As I started reading Erica Taub’s New York Times article “Eluding a Barrage of Spam Text Messages” over the weekend, I thought out loud “I bet it’s 10 digit numbers she’s referring to” and kept reading. It was. Then I read Nicole Perlroth’s New York Times article, Spam Invades a Last Refuge, the Cellphone. Both authors tales of  spam problems cover a lot of ground, including mentioning how easy it is to use a mobile user’s number @ a special email address from their carrier, to send a text message. The problem is, most of the spam I read about, hear about and receive, isn’t from email addresses or texting short codes. It is from 10 digit “local” numbers. The examples in Perlroth’s article are from 10 digit numbers and Taub’s ended with ‘which is why when I recently tried to call back the phone number that sent the payday loan offer, a recording stated that “the number you dialed is not a working number.’” She got spammed from a 10 digit number and naturally, tried to call them to see what they had to say, to no avail.

Why wouldn’t 10 digit numbers be a spammer’s tool of choice?
10 digit numbers that have texting capabilities are easy to obtain, cheap (they don’t have to pay the mobile carriers for the traffic), they can be set up quickly for “slash and burn” purposes and they’re not subject to any of the STOP/QUIT/HELP commands required by mobile carriers for 5 or 6 digit short codes, regardless of the CTIA’s stance that they not be used for A2P, commercial purposes. They’re “developer-friendly”, whether that developer happens to be a cash-strapped start up or someone wanting to avoid being caught when sending unsolicited offers to lists of mobile numbers.

Text messaging is the most useful channel on the mobile phone, the most personal piece of technology to consumers these days. Seeing spammers take to it with force is not surprising. It’s disheartening and frustrating, but until the mobile associations and carriers get a handle on software being able to utilize 10 digit numbers to send and receive text messages, unfortunately things are going to get a lot worse before they get better.

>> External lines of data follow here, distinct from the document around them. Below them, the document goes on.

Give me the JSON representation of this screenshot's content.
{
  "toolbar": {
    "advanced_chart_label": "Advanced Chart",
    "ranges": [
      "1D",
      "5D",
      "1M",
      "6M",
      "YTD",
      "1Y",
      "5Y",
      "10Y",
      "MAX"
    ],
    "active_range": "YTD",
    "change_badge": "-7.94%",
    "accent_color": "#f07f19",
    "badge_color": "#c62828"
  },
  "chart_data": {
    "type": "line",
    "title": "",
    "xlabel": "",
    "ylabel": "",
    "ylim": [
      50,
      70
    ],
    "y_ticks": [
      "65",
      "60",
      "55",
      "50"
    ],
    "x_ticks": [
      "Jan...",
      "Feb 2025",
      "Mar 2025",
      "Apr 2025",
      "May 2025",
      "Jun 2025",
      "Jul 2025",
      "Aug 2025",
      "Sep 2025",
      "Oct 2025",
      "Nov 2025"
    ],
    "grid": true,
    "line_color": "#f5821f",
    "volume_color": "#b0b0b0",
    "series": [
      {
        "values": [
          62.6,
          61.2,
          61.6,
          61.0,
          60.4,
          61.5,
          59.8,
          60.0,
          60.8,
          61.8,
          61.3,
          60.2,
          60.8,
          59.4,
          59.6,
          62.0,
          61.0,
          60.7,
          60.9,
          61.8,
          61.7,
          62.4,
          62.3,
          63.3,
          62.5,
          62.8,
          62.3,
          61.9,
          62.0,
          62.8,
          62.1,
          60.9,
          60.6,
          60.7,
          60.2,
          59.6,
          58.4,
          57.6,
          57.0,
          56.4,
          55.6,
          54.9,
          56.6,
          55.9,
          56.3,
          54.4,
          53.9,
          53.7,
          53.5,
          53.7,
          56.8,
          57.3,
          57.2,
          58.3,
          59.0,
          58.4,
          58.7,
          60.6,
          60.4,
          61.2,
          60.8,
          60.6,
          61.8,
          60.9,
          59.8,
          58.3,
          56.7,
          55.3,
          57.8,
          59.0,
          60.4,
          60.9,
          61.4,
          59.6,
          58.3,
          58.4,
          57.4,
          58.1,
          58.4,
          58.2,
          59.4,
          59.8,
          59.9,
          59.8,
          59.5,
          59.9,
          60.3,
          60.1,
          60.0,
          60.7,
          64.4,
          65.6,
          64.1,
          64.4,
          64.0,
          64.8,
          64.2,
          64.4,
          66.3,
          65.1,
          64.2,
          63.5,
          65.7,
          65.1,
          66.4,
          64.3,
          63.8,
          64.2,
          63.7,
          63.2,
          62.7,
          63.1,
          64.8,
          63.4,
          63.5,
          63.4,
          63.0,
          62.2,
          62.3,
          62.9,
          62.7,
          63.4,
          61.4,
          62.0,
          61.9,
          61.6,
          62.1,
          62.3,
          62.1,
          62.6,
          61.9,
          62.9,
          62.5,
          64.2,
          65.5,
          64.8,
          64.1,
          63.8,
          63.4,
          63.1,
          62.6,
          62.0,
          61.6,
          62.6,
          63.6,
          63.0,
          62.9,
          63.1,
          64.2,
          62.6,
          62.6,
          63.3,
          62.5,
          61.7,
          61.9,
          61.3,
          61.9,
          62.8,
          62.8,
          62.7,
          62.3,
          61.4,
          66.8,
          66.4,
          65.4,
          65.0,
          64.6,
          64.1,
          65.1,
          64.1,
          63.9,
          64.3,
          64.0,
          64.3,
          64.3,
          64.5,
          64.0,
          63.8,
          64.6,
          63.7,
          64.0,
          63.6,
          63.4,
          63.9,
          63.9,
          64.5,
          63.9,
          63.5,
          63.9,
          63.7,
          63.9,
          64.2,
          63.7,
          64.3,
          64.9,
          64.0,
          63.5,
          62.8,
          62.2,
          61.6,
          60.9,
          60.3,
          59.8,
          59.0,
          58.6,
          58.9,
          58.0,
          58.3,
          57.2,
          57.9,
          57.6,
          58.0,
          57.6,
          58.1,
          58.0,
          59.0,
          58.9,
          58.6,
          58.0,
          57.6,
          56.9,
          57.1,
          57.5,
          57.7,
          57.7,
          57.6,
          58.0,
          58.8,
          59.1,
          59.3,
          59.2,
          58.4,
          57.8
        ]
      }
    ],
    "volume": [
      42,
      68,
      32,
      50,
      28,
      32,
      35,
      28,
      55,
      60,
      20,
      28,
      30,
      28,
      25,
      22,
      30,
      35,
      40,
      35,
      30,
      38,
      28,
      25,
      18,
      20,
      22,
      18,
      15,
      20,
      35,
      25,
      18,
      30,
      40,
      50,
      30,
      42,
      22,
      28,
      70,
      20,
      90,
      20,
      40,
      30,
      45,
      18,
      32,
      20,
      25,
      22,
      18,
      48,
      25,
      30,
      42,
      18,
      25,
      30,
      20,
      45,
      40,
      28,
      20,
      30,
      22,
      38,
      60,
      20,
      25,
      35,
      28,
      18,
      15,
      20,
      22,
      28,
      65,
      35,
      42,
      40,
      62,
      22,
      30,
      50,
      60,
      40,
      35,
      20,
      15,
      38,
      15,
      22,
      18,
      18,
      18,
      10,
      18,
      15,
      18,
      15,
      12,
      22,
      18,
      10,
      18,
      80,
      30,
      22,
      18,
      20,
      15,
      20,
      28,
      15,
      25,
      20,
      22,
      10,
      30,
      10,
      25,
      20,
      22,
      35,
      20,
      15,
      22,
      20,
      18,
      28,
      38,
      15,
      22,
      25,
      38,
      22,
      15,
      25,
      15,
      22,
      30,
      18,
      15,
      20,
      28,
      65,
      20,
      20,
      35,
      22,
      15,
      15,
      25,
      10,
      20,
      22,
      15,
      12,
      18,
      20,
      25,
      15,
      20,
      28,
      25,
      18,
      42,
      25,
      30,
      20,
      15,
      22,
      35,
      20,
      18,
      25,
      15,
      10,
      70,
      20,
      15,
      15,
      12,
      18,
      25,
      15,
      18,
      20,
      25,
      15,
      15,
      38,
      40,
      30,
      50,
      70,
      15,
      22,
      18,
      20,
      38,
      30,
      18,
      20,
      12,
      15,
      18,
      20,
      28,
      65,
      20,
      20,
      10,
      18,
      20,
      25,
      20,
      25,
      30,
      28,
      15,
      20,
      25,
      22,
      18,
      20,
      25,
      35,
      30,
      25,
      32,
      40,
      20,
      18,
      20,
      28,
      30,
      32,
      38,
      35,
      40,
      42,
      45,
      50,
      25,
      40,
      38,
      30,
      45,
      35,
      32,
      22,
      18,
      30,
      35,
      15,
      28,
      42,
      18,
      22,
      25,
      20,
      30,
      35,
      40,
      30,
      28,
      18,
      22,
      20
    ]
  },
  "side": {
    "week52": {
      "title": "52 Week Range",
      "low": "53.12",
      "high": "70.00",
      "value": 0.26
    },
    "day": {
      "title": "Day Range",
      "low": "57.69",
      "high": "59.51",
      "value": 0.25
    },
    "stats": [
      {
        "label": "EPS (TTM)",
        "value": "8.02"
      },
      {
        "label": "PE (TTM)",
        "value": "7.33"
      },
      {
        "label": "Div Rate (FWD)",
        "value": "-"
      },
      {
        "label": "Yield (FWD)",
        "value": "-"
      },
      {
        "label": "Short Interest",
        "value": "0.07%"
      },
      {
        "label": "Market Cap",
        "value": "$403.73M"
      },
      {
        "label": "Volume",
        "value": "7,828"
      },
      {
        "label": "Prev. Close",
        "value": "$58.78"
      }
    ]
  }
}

How to Report Text Message Spammers from Your Mobile Phone

Spam sucks and on your mobile phone it’s even worse. The process to report spammers used to be as big of a pain as spam itself, but in February 2010 the GSM Association launched a pilot program using the (even shorter) short code 7726 (which spells out SPAM on your phone’s keypad). I use AT&T, which participates in it and I’m not entirely sure of the other carriers in the U.S. who do, but all of them should.

I Here’s how you use it:

1. Copy the spam message you get in your phone.

2. Text it to 7726.

3. Copy the phone number you’re receiving a spam from and wait for about 10 seconds.

4. You should get a reply from your carrier asking you for the phone number. Reply to that message with the number.

I have found this to be quite helpful and in fact I have yet to get another spam message from the phone number who sent it in the first place. It’s entirely possible that the spammers are simply changing numbers, but being able to do this from my phone is convenient, simple and empowering.